Além destes temas, também o dos novos fluxos migratórios (provenientes dos PALOP, mas também da Ásia e nómadas digitais que vêm da Europa) tem impacto para o sector da Saúde, obrigando a um esforço de adaptação, cultural e comunicacional. «O SNS terá que fazer um maior esforço na comunicação e literacia em Saúde, porque é muito difícil falar a estas pessoas. São comunidades muito fechadas. É preciso encontrar uma forma de chegar até elas.»

EM PROL DA SUSTENTABILIDADE

A indústria farmacêutica também se está a adaptar ao envelhecimento da população. Por exemplo, foram recentemente desenvolvidas vacinas da gripe direccionadas para pessoas com mais de 65 anos, que têm quatro vezes mais antigénio, porque o sistema imunitário nestas idades já não responde da mesma maneira. Hoje, há também uma maior oferta de medicamentos para doenças neurogenerativas ou doenças mentais, para responder às necessidades deste target.

De acordo com os responsáveis presentes no debate organizado pela Marketeer, a indústria também tem assumido o seu papel no que respeita a contribuir para a sustentabilidade do sector, seja através do desenvolvimento de inovação e novas soluções terapêuticas, como também de medicamentos genéricos e biossimilares que ajudam a contrabalançar o custo médio dos medicamentos.

E quando o tema é o envelhecimento demográfico, importa ainda realçar as farmácias, que têm «um papel muito importante, especialmente para as pessoas mais velhas, que já têm uma relação de proximidade e confiança com o farmacêutico. E, muitas das vezes, permitem evitar a ida ao centro de saúde», frisam os participantes. «As farmácias são pontos de proximidade, de contacto directo com as pessoas mais velhas. Há que tirar partido desta rede, que tem uma capilaridade sem paralelo», acrescentam.

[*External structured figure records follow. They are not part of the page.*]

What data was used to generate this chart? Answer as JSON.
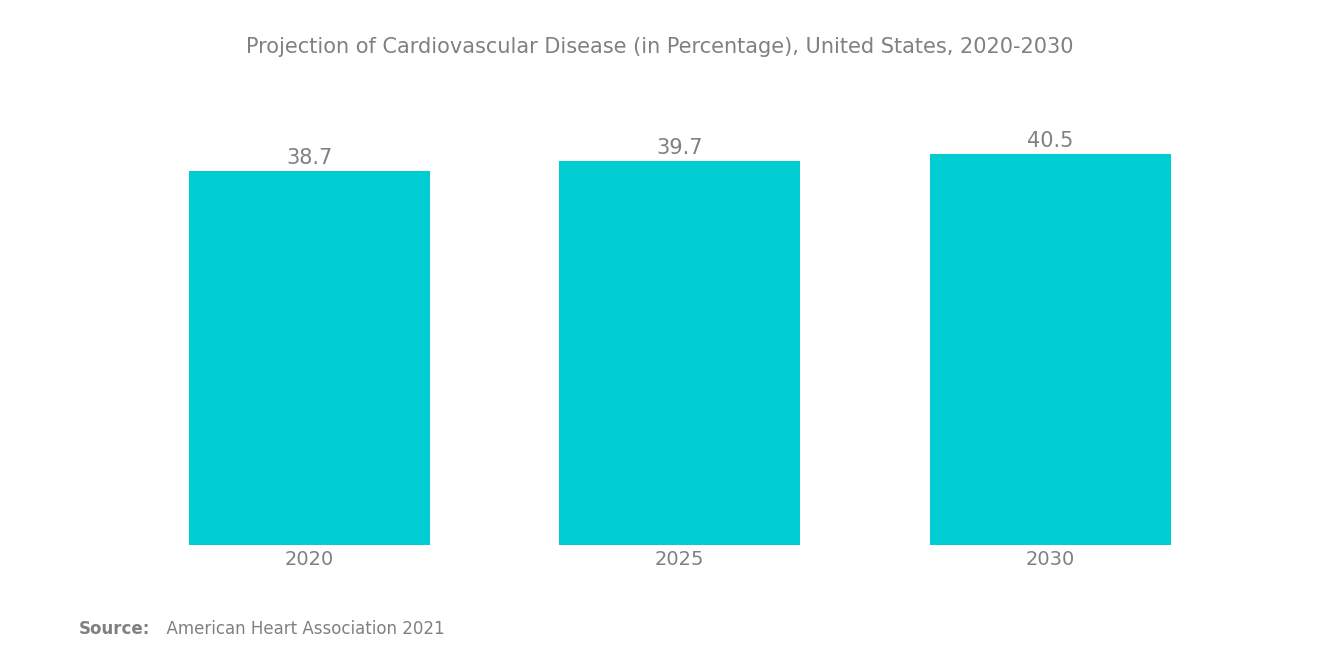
{
  "title": "Projection of Cardiovascular Disease (in Percentage), United States, 2020-2030",
  "categories": [
    "2020",
    "2025",
    "2030"
  ],
  "values": [
    38.7,
    39.7,
    40.5
  ],
  "bar_color": "#00CDD1",
  "title_color": "#808080",
  "label_color": "#808080",
  "background_color": "#ffffff",
  "source_bold": "Source:",
  "source_text": "  American Heart Association 2021",
  "bar_width": 0.65,
  "ylim": [
    0,
    44
  ],
  "value_fontsize": 15,
  "title_fontsize": 15,
  "tick_fontsize": 14,
  "source_fontsize": 12,
  "xlim_left": -0.55,
  "xlim_right": 2.55
}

De resto, o sucesso da inclusão da rede de farmácias no programa de vacinação sazonal contra a gripe e a Covid-19 – que permitiu alargar os pontos de vacinação de cerca de mil para 3500 – veio comprovar que as farmácias podem assumir um papel de relevância em libertar um pouco da pressão que existe em torno do SNS e do sector privado. Neste momento, estão a ser implementados novos projectos nesse sentido, nomeadamente a dispensa de medicamentos hospitalares em farmácias comunitárias e a renovação da medicação de doentes crónicos. «Há vários programas de teste que estão a ser feitos ao nível da Associação Nacional das Farmácias, que estão a ajudar o SNS. Há muitas soluções e estratégias possíveis, mas é preciso quebrar alguns paradigmas», explanam.

Por fim, também a literacia é fundamental e uma responsabilidade de todos os intervenientes do ecossistema da Saúde, numa óptica de prevenção. A começar pelas escolas, onde é importante que seja feita comunicação sobre a obesidade, a alimentação saudável, a importância do exercício físico, entre outros temas.

«Todos – prestadores, sector segurador, indústria farmacêutica, farmácias – temos de arranjar soluções em conjunto», referem os participantes. «Vivemos há demasiados anos com a ideia de um SNS a enfraquecer e precisamos de inverter isto. Caso contrário, vamos todos continuar com problemas, porque o sector privado não consegue substituir o SNS», concluem.

Este artigo faz parte do Caderno Especial “Saúde”, publicado na edição de Maio (n.º 334) da Marketeer.